Sir Gaheris of Legend
Like his other brothers, Sir Gaheris first visited King Arthur’s Court when his mother, Morgause, his mother, first arrived after the Battle of Bedegraine. Gaheris served as his older brother, Gawain’s page for a time, and traveled by his side to the court for the knighting of Gawain and the marriage of King Arthur and Lady Guinevere. Sir Gaheris would often act as Sir Gawain’s conscience, and he helped cool his temper when Gawain was tempted to challenge Pellinore. Praising him for his skills in his combat with Allardin of the Isles, Gaheris also admonished Gawain when he failed to show mercy and caused the death of the Lady of Ablamar of the Marsh.
Sir Gaheris would often act as Sir Gawain’s conscience, and he helped cool his temper when Gawain was tempted to challenge Pellinore to a duel.
Throughout Gawain’s early adventures, Sir Gaheris was his steadfast companion and friend. There were two knights named Gaheris and both were Knights of the Round Table. This Sir Gaheris is most well-known for being the brother of Gawain, Gareth, and Agravain.
According to History
Chrétien de Troyes is the first to write about Sir Gaheris in his work Perceval, the Story of the Grail. Several of Sir Gaheris’s adventures are also written about and highlighted in the Lancelot-Grail (Vulgate Cycle) as well.

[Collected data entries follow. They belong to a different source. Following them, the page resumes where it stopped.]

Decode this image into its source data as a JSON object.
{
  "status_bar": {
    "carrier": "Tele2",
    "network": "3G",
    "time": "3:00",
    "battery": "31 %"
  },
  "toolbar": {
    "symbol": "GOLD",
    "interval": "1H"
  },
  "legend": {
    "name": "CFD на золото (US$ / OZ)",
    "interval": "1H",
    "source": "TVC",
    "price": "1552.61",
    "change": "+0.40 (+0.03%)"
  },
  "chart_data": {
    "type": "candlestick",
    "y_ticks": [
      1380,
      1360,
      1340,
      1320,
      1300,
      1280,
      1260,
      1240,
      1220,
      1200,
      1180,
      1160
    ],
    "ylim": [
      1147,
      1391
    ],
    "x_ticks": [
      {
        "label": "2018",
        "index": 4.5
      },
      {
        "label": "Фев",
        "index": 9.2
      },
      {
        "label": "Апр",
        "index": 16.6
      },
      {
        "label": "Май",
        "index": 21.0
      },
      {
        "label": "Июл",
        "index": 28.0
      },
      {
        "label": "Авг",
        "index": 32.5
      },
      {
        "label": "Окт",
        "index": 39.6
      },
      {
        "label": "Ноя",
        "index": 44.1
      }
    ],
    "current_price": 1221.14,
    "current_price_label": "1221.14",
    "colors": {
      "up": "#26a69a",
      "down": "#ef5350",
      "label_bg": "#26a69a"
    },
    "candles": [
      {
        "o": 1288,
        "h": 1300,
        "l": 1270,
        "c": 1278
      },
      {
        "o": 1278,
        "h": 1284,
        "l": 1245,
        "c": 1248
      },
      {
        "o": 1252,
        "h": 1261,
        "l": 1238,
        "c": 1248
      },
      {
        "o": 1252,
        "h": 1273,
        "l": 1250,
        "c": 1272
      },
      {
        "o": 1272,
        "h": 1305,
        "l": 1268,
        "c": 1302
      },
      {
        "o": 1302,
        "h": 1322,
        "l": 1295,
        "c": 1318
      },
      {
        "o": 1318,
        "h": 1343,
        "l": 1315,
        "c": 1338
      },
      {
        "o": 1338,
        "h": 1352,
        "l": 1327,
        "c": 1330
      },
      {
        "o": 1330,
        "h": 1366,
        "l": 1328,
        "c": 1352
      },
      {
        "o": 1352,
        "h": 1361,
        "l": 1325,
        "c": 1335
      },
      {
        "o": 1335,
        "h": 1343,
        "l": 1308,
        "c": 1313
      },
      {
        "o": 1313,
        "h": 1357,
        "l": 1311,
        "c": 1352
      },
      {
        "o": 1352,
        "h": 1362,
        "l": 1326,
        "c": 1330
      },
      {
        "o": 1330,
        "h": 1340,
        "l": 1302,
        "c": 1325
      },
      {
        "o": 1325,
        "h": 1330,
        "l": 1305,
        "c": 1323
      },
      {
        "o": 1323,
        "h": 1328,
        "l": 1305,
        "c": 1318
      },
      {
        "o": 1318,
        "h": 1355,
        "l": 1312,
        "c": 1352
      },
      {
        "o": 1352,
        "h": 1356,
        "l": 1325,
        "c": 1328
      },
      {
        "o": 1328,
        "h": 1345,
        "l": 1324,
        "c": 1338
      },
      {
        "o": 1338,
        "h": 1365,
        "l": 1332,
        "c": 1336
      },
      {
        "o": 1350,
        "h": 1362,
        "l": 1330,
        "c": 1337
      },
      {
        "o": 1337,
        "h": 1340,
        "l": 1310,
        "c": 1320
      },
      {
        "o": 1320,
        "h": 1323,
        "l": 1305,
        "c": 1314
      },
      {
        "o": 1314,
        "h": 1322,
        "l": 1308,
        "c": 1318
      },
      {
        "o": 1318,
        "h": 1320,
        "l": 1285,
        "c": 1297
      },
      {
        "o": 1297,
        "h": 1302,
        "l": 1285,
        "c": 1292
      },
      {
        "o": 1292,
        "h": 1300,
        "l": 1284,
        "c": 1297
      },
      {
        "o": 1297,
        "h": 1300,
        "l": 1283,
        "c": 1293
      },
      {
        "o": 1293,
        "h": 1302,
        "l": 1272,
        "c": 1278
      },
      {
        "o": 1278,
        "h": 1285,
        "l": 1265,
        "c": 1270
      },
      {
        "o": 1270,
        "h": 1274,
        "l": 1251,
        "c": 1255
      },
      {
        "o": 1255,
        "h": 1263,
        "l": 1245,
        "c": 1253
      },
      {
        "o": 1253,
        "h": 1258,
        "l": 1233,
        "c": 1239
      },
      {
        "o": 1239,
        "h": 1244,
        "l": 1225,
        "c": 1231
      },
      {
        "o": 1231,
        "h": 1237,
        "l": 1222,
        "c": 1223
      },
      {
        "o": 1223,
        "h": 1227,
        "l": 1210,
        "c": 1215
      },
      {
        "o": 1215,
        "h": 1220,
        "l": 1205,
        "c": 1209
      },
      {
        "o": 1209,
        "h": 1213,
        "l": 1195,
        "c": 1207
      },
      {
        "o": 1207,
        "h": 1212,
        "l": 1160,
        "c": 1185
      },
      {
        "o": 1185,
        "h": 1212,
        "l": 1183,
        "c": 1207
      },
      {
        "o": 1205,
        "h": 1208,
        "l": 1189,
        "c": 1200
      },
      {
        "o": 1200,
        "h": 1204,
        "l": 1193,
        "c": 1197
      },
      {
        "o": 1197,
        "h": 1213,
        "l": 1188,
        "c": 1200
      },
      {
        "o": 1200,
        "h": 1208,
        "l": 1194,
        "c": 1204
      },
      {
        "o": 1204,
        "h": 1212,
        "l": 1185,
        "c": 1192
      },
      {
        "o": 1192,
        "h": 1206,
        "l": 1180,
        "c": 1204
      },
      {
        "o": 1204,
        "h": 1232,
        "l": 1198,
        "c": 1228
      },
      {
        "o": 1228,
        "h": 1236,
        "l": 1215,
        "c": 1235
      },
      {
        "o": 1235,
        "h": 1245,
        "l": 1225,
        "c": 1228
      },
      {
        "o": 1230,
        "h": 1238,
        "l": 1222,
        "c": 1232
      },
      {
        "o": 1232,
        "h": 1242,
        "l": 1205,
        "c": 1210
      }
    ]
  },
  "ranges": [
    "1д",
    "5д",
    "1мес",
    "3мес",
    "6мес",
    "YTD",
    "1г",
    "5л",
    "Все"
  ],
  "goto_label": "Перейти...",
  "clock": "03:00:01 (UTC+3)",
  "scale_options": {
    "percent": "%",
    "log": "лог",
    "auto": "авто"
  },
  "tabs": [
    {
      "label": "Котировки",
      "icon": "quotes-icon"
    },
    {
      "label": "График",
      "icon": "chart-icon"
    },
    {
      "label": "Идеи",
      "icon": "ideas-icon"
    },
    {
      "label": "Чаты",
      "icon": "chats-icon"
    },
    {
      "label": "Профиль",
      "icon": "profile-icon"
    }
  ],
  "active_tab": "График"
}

It is possible that Sir Gaheris and Sir Gareth were the same character in origin, and both are written about by Mallory and then T.H. White in The Once and Future King. White refers to Sir Gaheris as being a bit dumb or dim-witted. In addition to that, only one brother is ever named for Gwalchmai ap Gwyar, the character from Welsh mythology traditionally identified with Gawain. This character (Gwalchafed) is a likely source for Gaheris and Gareth, if Gawain was indeed derived from Gwalchmai.